Stormont Executive criticised for delay in releasing Theresa May's letter on Brexit

Deputy First Minister Martin McGuinness and First Minister Arlene Foster wrote to Mrs May more than two months ago about their Brexit concerns. Picture by Matt Bohill 
Brendan Hughes

THE first and deputy first ministers have faced criticism for failing to reveal Theresa May's response to their Brexit letter ahead of a key assembly debate.

The British prime minister responded last Friday – more than two months after Arlene Foster and Martin McGuinness sent their joint letter outlining Brexit concerns.

In separate replies to the ministers, Mrs May did not make any new commitments to Northern Ireland.

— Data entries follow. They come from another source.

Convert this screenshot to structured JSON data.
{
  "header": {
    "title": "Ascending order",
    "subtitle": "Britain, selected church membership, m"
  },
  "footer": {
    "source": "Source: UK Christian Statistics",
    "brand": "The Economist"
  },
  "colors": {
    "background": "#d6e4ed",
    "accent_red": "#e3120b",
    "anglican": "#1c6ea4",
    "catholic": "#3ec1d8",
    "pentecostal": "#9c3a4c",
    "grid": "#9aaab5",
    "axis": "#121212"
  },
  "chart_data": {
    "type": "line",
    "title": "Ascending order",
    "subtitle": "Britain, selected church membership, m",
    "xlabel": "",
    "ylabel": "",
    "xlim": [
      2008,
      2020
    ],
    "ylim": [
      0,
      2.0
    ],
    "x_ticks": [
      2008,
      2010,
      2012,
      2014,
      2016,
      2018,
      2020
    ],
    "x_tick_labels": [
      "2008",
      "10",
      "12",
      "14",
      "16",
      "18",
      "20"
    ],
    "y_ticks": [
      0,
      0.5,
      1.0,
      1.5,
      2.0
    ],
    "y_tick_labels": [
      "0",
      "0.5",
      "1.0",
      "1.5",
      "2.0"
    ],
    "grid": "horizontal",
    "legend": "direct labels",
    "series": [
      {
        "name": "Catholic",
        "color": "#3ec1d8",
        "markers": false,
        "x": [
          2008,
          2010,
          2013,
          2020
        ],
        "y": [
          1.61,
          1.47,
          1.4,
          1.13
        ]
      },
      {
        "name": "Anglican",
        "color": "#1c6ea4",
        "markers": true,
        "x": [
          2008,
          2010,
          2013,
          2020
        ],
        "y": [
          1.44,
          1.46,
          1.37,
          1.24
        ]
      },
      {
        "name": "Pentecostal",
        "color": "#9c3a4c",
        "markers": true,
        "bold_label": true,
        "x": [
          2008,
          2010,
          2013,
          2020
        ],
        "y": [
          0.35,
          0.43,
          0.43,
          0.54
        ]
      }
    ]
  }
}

She insisted the future of the Irish border is an important priority for the entire UK, and pledged to take full account of the region's specific interests in negotiations with Europe.

However, her response did not include any detailed pledges around specific concerns raised by DUP leader Mrs Foster and Sinn Féin's Mr McGuinness.

Stormont opposition parties criticised the executive for releasing the response first to the media yesterday – despite the issue being raised in a Brexit-related debate at Stormont a day earlier.

SDLP leader Colum Eastwood said it was another example of the executive's "culture of secrecy".

"During the SDLP assembly motion I specifically and directly asked government parties about this letter – yet the reply was stunted silence," he said.

"It has now taken pressure from SDLP economy spokesperson Sinead Bradley to force a DUP MP on radio to inadvertently blurt out that in fact the British prime minister has responded to the August letter.

"Why wasn't this reply published when it was received? Why wasn't it published when questions were asked on the floor of the assembly?"

Ulster Unionist leader Mike Nesbitt said: "It has been a bad day for democracy as the executive plumbed new depths.

"They now appear to think that the Nolan Show is the platform to reveal correspondence about discussions on Northern Ireland's future prosperity."

In Northern Ireland, 56 per cent backed Remain in June's historic EU referendum.

The border's future has dominated the post-referendum fall-out across Ireland, with politicians north and south insisting current arrangements that allow free flow of people and goods must be maintained.

In her reply, Mrs May repeated the oft-used government quote of not wanting to see a "return to the borders of the past".

She said she wanted to see continuance of free movement across the border.

The prime minister also invited Mrs Foster and Mr McGuinness to the next plenary meeting of the Joint Ministerial Committee at Downing Street on Monday.

She said she hoped the meeting would provide an opportunity to "continue our constructive discussion on this important issue".

The SDLP's Mr Eastwood branded the prime minister's response as "equally as vacuous as the original letter she received".

TUV leader Jim Allister said Mrs May's letter "says nothing" and was perhaps "the reason why it had to be prized out of" the executive.

Alliance MLA Stephen Farry said more "concrete assurances" are needed from the prime minister and said it was "disappointing" how her response emerged through the media.

A spokesperson for the first and deputy first ministers said: "Ministers had first sight of this letter on Monday and given the joint nature of the Executive Office the first minister and deputy first minister met at the earliest possible opportunity on Monday following assembly business to discuss the contents. We later discussed the letter with the secretary of state at 5pm.

"We will continue to work constructively to represent the needs of all our people."